Was just wondering, do they advise a minimum age to have laser eye...e.g. 21? or is it each case on it's own merits?
 
#13
maguire said:
JimmyNeutron said:
the fact that the surgery comes with a lifetime guarantee (i.e. your eyes feck up and we'll zapp 'em again) sealed the deal for me.
that would be a huge comfort to me if I went blind in twenty years time. the fact is, the long term numbers on this simply dont exist yet - I'd be interested to hear exactly how they can guarantee this.
Fair one, was actually more of a throw away comment really.
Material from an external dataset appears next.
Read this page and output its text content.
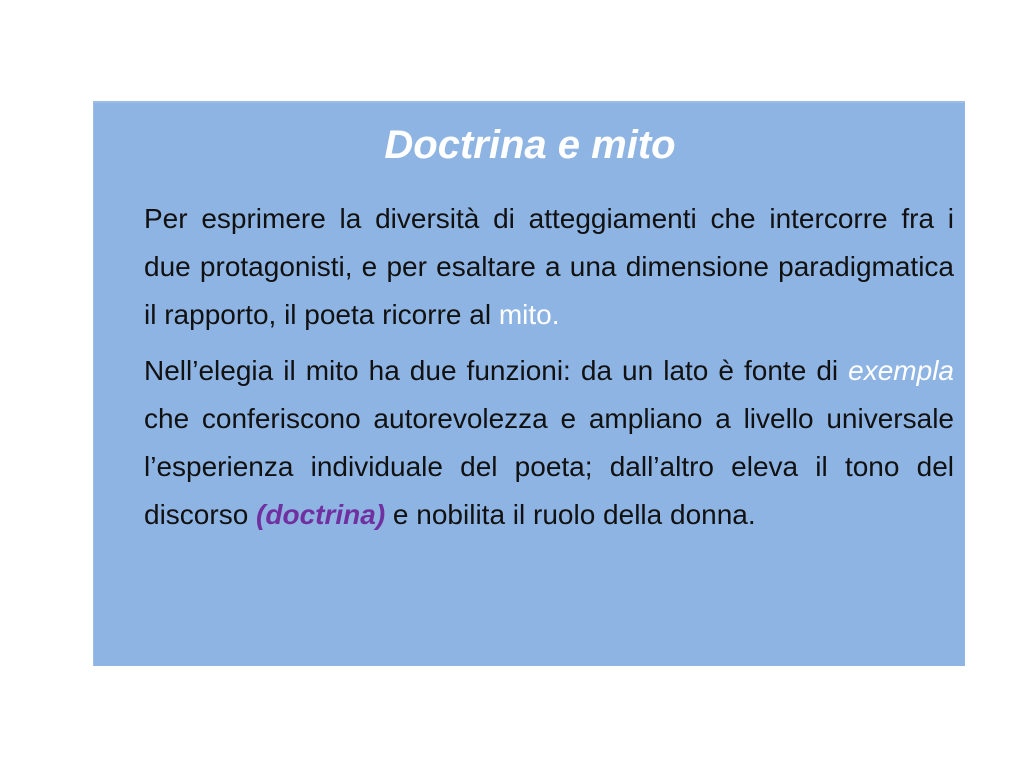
Doctrina e mito

Per esprimere la diversità di atteggiamenti che intercorre fra i due protagonisti, e per esaltare a una dimensione paradigmatica il rapporto, il poeta ricorre al mito.

Nell’elegia il mito ha due funzioni: da un lato è fonte di exempla che conferiscono autorevolezza e ampliano a livello universale l’esperienza individuale del poeta; dall’altro eleva il tono del discorso (doctrina) e nobilita il ruolo della donna.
I don't think the guarantee is that youre eyes will be perfect forever, more along the lines that your eyes shape and therefore vision can change for a number of factors; head impact for example and if that ever should happen you can have the surgery again FOC. I understand that the long term numbers dont exist yet but thats part of the decision making process, besides its only a bit of scar tissue in the back of your eye!
 
#14
Spanglish said:
Hi,
My Dad had PRK a while back and says it's brilliant(perfect vision that is not PRK).
Was just wondering, do they advise a minimum age to have laser eye...e.g. 21? or is it each case on it's own merits?
It's usually 18+ with a steady level of vision for 12 - 18 months.
 
#16
Trust me, the clinic will scare the hell out of you without any research. Any surgery is dangerous and on that basis none of us would have what is in effect cosmetic surgery! You weigh up the odds and make a choice. It worked for me.
 
#17
Northern Monkey said:
Trust me, the clinic will scare the hell out of you without any research. Any surgery is dangerous and on that basis none of us would have what is in effect cosmetic surgery! You weigh up the odds and make a choice. It worked for me.
What he said.
 
#18
I had LASIK 2 weeks ago, apart from a bit of discomfort for a few hours after I have been fine, sleeping in goggles for a week was a little mad! As for the light show when the proceedure is underway must be like being on drugs!
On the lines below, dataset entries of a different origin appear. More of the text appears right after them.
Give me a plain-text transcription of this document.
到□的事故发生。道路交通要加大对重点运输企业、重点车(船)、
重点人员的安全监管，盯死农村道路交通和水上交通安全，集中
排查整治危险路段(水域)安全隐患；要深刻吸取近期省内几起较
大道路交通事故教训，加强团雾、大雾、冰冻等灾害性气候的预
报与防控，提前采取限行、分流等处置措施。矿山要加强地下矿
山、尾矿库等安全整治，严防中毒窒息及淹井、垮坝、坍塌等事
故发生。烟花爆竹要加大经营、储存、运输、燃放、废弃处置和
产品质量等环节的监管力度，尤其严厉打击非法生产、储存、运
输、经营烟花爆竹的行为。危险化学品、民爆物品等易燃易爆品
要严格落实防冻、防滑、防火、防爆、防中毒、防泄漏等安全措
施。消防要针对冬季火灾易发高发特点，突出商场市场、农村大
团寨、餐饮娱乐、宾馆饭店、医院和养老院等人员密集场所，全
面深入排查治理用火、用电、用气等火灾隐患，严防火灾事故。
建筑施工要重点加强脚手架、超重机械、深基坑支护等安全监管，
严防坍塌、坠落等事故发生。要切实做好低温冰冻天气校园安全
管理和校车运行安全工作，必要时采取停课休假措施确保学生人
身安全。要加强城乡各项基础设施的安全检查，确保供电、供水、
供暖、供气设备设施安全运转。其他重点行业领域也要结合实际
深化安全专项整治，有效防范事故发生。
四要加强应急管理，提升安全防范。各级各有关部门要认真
Last week the consultant said all was good, and I could, if I need, head off to sandy climes by January.

Downside so far has been reading glasses but they do give you that superior air as your peer over the top at the minions!
 
#19
JimmyNeutron said:
Mistakes? Any examples?
Typically the most serious include excessive thinning of the cornea from the laser possibly resulting in Keratoconus (corneal ectasia / protrusion), deterioration to the point where you may require corneal transplants (that your body may also reject).

That's typically worse case scenario. What you probably will experience is dry eyes / "sands of the Sahara", loss of night vision / contrast clarity & night time glares / halos. Might be temporary, might be permanent. You might also experience flap "wrinkling", scarring or partial dislocation that will impact visual acuity that cannot be corrected with artificial lenses.

I had LASIK 22 months ago myself (Wavefront Ultralase, Optical Express). Personally I'd push for LASEK if your prescription allows it.

The army now "allows" LASIK, LASEK, PRK & ICRS / ICSS, but not RK or AK.
 
#20
Hypothetically...

If you where to have this surgery without letting your chain of command or MO know, what would be the consequences if discovered on a medical?